L’ultimo giorno ha inizio con la visita alle cantine di Marjan Simcic (diversi sono i Simcic titolari di aziende vitivinicole in zona, ma Marjan è certamente il più noto), proprietario di una tenuta, anch’essa di 18 ettari circa, adiacente Movia, che si intreccia a sua volta col Collio goriziano. Ci riceve lui stesso e non lesina il tempo che dedica a mostrarci le cantine, la vista sulle vigne, a soddisfare le nostre curiosità sui metodi di coltivazione e vinificazione adottati. Marjan è uno dei vigneron del Collio che si stanno cimentando in una sfida di non poco conto: ottenere risultati di rilievo dal Pinot nero. Sicuramente il confronto con i Pinot neri della Borgogna viene facile, ma la degustazione che segue la visita in cantina evidenzia risultati di tutto rispetto e Marjan si sente soddisfatto, ma non arrivato e la voglia di confrontarsi e di fare sempre meglio trapela dai suoi racconti. Il Pinot nero che ci propone deriva da una macerazione di circa 15 giorni in acciaio a cui segue un affinamento in barrique di circa 22 mesi; l’imbottigliamento è preceduto solo da una decantazione del vino, che non viene filtrato. L’intensità del colore è quella del Pinot, mai eccessiva, come il “naso” del resto, che è molto fine ed elegante nella sua complessità (prevale una nota di ciliegia ben matura sotto spirito e il legno è perfettamente integrato, così da non avvertirlo, quasi) e pieno e morbido quando arriva in bocca.
Abbiamo modo, poi, di apprezzare il Teodor belo, un blend a base Ribolla (60%) cui si accompagnano Sauvignonasse (20%) e Pinot grigio (20%).
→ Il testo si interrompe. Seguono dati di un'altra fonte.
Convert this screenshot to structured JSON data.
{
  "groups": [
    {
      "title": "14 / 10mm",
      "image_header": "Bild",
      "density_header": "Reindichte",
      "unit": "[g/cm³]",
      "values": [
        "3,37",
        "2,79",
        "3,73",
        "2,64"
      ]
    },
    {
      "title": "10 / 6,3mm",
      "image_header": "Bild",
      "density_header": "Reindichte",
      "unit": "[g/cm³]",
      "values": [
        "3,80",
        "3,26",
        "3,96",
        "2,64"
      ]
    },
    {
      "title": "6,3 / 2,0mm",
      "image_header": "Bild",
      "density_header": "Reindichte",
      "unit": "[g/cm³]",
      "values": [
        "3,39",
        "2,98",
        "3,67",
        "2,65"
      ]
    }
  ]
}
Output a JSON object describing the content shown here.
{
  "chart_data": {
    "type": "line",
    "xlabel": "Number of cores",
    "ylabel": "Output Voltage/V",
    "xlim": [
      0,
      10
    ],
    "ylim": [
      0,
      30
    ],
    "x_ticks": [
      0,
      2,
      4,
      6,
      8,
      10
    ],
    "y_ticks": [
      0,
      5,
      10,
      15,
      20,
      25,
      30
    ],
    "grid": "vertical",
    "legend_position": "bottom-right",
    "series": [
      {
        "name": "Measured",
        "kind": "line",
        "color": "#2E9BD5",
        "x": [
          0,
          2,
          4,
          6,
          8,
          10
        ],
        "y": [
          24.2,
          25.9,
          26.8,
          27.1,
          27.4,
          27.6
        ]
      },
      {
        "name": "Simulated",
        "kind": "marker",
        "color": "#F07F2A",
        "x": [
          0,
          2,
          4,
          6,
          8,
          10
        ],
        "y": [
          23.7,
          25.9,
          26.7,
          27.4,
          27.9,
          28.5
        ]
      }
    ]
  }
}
La vinificazione delle uve avviene in tini di rovere con macerazione sulle bucce per alcuni giorni e fermentazione spontanea. Segue poi l’affinamento in botti di rovere (3000 l e 500 l , il Pinot in barrique da 225 l ) per circa 22 mesi. I vini vengono assemblati e fatti decantare, ma poi vengono imbottigliati senza chiarifica e senza filtrazione. Il vino si presenta di un bel colore giallo dorato, fruttato e burroso all’olfatto e morbido, sapido e anche fresco in bocca.
Immancabile il Sauvignon, uno dei cavalli di battaglia del Collio, con cui si misurano tutti i produttori locali. Il calcare dei suoli consente di avere profumi inarrivabili e la marna aiuta ad avere strutture invidiabili per dei vini bianchi, senza scordarci che il clima deve essere l’ideale per conservare acidità elevate che il tempo e l’uomo riescono a rendere molto piacevoli. Anche nel caso del Sauvignon abbiamo una macerazione sulle bucce (24-36 ore) prima di passare alla pressatura e alla decantazione del mosto, a cui segue la fermentazione direttamente in botti piccole di Allier.
D’obbligo anche una Ribolla, altro vitigno tipico del Collio, da cui Simcic riesce a tirare fuori l’essenza del vitigno e il meglio dell’ambiente di coltivazione. Un prodotto intenso e caratteristico, molto pieno, ma fresco e minerale nel contempo.